I have gone to the grocery store twice in the past 10 days and when I get home, it's been to an irritated, annoyed husband.
He admittedly gets extremely stressed out when watching the kids (1yo & 4yo).
When asked what is wrong, he says "you get to do whatever you want, when you want". (um hello I was at the grocery store buying food for our family).
He has many other issues (alcohol, adhd, anxiety), but my main question is, do other people deal with this on a daily basis? Or is this part of the bigger issues?
The push back and annoyance re: watching kids?
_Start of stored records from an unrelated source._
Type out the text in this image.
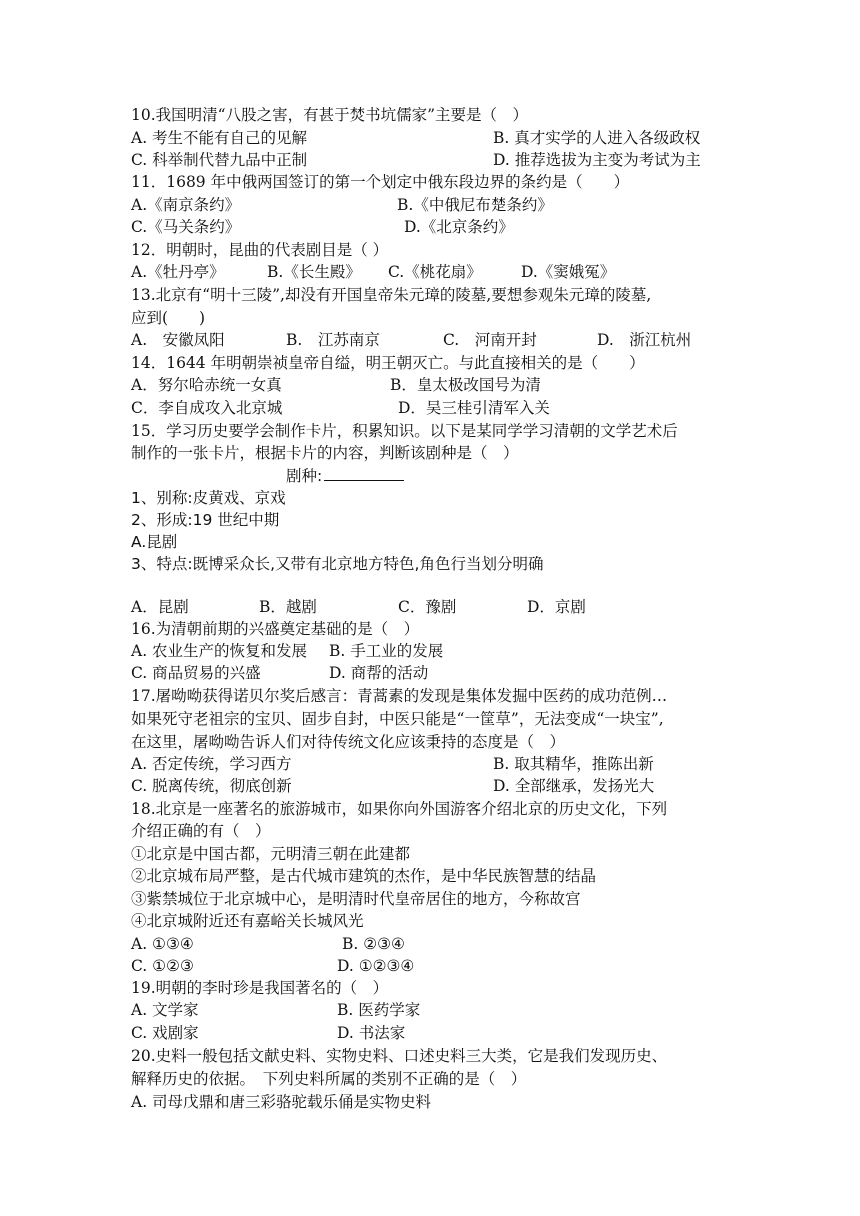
10.我国明清“八股之害，有甚于焚书坑儒家”主要是（　）
A. 考生不能有自己的见解	B. 真才实学的人进入各级政权
C. 科举制代替九品中正制	D. 推荐选拔为主变为考试为主
11．1689 年中俄两国签订的第一个划定中俄东段边界的条约是（　　）
A.《南京条约》	B.《中俄尼布楚条约》
C.《马关条约》	D.《北京条约》
12．明朝时，昆曲的代表剧目是（ ）
A.《牡丹亭》	B.《长生殿》 C.《桃花扇》	D.《窦娥冤》
13.北京有“明十三陵”,却没有开国皇帝朱元璋的陵墓,要想参观朱元璋的陵墓,
应到(　　)
A.　安徽凤阳	B.　江苏南京	C.　河南开封	D.　浙江杭州
14．1644 年明朝崇祯皇帝自缢，明王朝灭亡。与此直接相关的是（　　）
A．努尔哈赤统一女真	B．皇太极改国号为清
C．李自成攻入北京城	D．吴三桂引清军入关
15．学习历史要学会制作卡片，积累知识。以下是某同学学习清朝的文学艺术后
制作的一张卡片，根据卡片的内容，判断该剧种是（　）
剧种:
1、别称:皮黄戏、京戏
2、形成:19 世纪中期
A.昆剧
3、特点:既博采众长,又带有北京地方特色,角色行当划分明确
A．昆剧	B．越剧	C．豫剧	D．京剧
16.为清朝前期的兴盛奠定基础的是（　）
A. 农业生产的恢复和发展 B. 手工业的发展
C. 商品贸易的兴盛	D. 商帮的活动
17.屠呦呦获得诺贝尔奖后感言：青蒿素的发现是集体发掘中医药的成功范例…
如果死守老祖宗的宝贝、固步自封，中医只能是“一筐草”，无法变成“一块宝”,
在这里，屠呦呦告诉人们对待传统文化应该秉持的态度是（　）
A. 否定传统，学习西方	B. 取其精华，推陈出新
C. 脱离传统，彻底创新	D. 全部继承，发扬光大
18.北京是一座著名的旅游城市，如果你向外国游客介绍北京的历史文化，下列
介绍正确的有（　）
①北京是中国古都，元明清三朝在此建都
②北京城布局严整，是古代城市建筑的杰作，是中华民族智慧的结晶
③紫禁城位于北京城中心，是明清时代皇帝居住的地方，今称故宫
④北京城附近还有嘉峪关长城风光
A. ①③④	B. ②③④
C. ①②③	D. ①②③④
19.明朝的李时珍是我国著名的（　）
A. 文学家	B. 医药学家
C. 戏剧家	D. 书法家
20.史料一般包括文献史料、实物史料、口述史料三大类，它是我们发现历史、
解释历史的依据。　下列史料所属的类别不正确的是（　）
A. 司母戊鼎和唐三彩骆驼载乐俑是实物史料
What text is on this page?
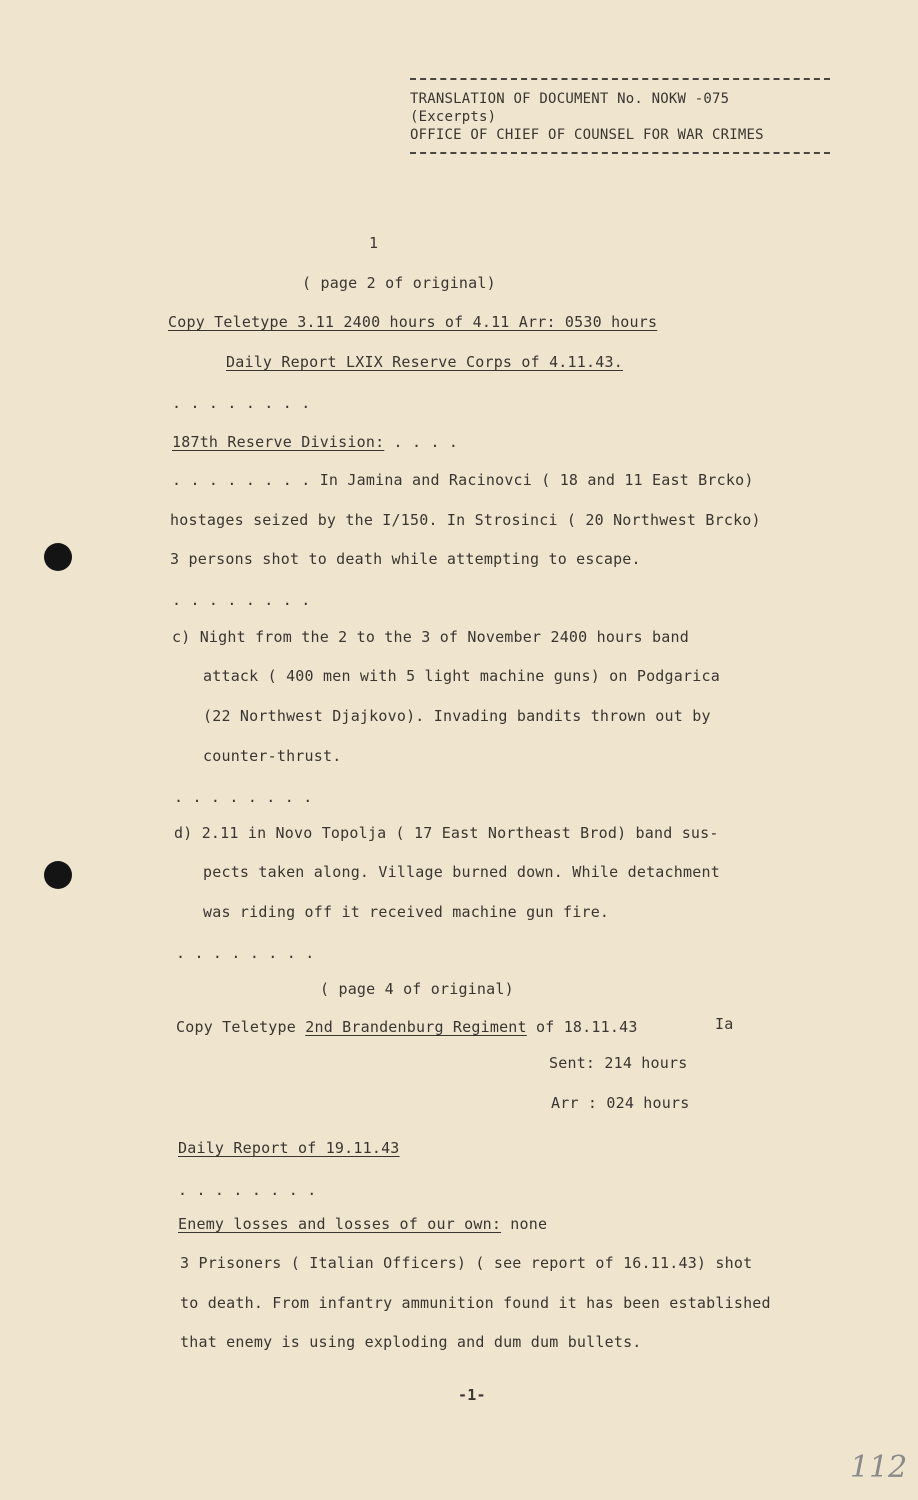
TRANSLATION OF DOCUMENT No. NOKW -075
(Excerpts)
OFFICE OF CHIEF OF COUNSEL FOR WAR CRIMES
1
( page 2 of original)
Copy Teletype 3.11 2400 hours of 4.11 Arr: 0530 hours
Daily Report LXIX Reserve Corps of 4.11.43.
. . . . . . . .
187th Reserve Division: . . . .
. . . . . . . . In Jamina and Racinovci ( 18 and 11 East Brcko)
hostages seized by the I/150. In Strosinci ( 20 Northwest Brcko)
3 persons shot to death while attempting to escape.
. . . . . . . .
c) Night from the 2 to the 3 of November 2400 hours band
attack ( 400 men with 5 light machine guns) on Podgarica
(22 Northwest Djajkovo). Invading bandits thrown out by
counter-thrust.
. . . . . . . .
d) 2.11 in Novo Topolja ( 17 East Northeast Brod) band sus-
pects taken along. Village burned down. While detachment
was riding off it received machine gun fire.
. . . . . . . .
( page 4 of original)
Copy Teletype 2nd Brandenburg Regiment of 18.11.43	Ia
Sent: 214 hours
Arr : 024 hours
Daily Report of 19.11.43
. . . . . . . .
Enemy losses and losses of our own: none
3 Prisoners ( Italian Officers) ( see report of 16.11.43) shot
to death. From infantry ammunition found it has been established
that enemy is using exploding and dum dum bullets.
-1-
112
Are all dads like this?
Other examples...
On Sunday I asked him to take our DS for a scooter ride and dog for a walk so I could clean the basement and put laundry away while the baby was napping.
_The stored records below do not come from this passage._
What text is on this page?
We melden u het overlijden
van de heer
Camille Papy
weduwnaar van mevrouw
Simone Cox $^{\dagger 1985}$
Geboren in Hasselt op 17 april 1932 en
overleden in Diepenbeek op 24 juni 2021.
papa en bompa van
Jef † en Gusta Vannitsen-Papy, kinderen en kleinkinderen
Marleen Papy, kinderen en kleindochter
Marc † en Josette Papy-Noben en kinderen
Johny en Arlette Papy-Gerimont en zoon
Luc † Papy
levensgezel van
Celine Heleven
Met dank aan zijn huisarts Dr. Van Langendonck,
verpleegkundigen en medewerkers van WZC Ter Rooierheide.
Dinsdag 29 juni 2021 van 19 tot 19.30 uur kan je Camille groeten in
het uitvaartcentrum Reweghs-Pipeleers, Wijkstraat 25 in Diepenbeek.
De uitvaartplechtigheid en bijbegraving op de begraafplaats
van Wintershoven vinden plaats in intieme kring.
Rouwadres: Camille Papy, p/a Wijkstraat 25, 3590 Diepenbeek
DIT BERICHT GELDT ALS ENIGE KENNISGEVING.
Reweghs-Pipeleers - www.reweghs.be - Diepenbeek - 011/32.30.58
He responds like a teenager, annoyed that I'm "kicking him out of the house because I decide it's time".
I would have loved to switch places in that scenario, but he won't put away laundry, so here we are..
If I am out at the store, he will call me "[Baby] is up" when she wakes up from a nap..and then get more & more irritated until I come home.
I have started saying "Ok, then take care of her", which I know is not going to help anything, but I.AM.SO.FED.UP.
I understand he needs "breaks" more than other people, and I'm not going to leave my kids in an unpleasant situation, so I primarily care for them on the weekend.
We both work FT during the week and I am the primary earner before anyone asks. I also do all bills/daycare/FSA/etc. He does cook.
If this is common, how you do deal with it?
I feel so guilty thinking of disrupting my kids nuclear family (they of course love him), but it is driving me crazy!
I literally have no time to myself, while he has the majority of a weekend day every weekend. When I point this out, his [extremely immature] response: you're the mom / you're the one who wanted kids..
I also worry that the kids will soon start to notice his impatience.
Friends and family have noticed it (for example, him getting frustrated w/ kids when we are out to dinner), so I know it's not just me...
Any advice is welcome.
When he CAN pull it together and stay calm, i love being together as a family. I still see the person I love and I want that so badly for my kids.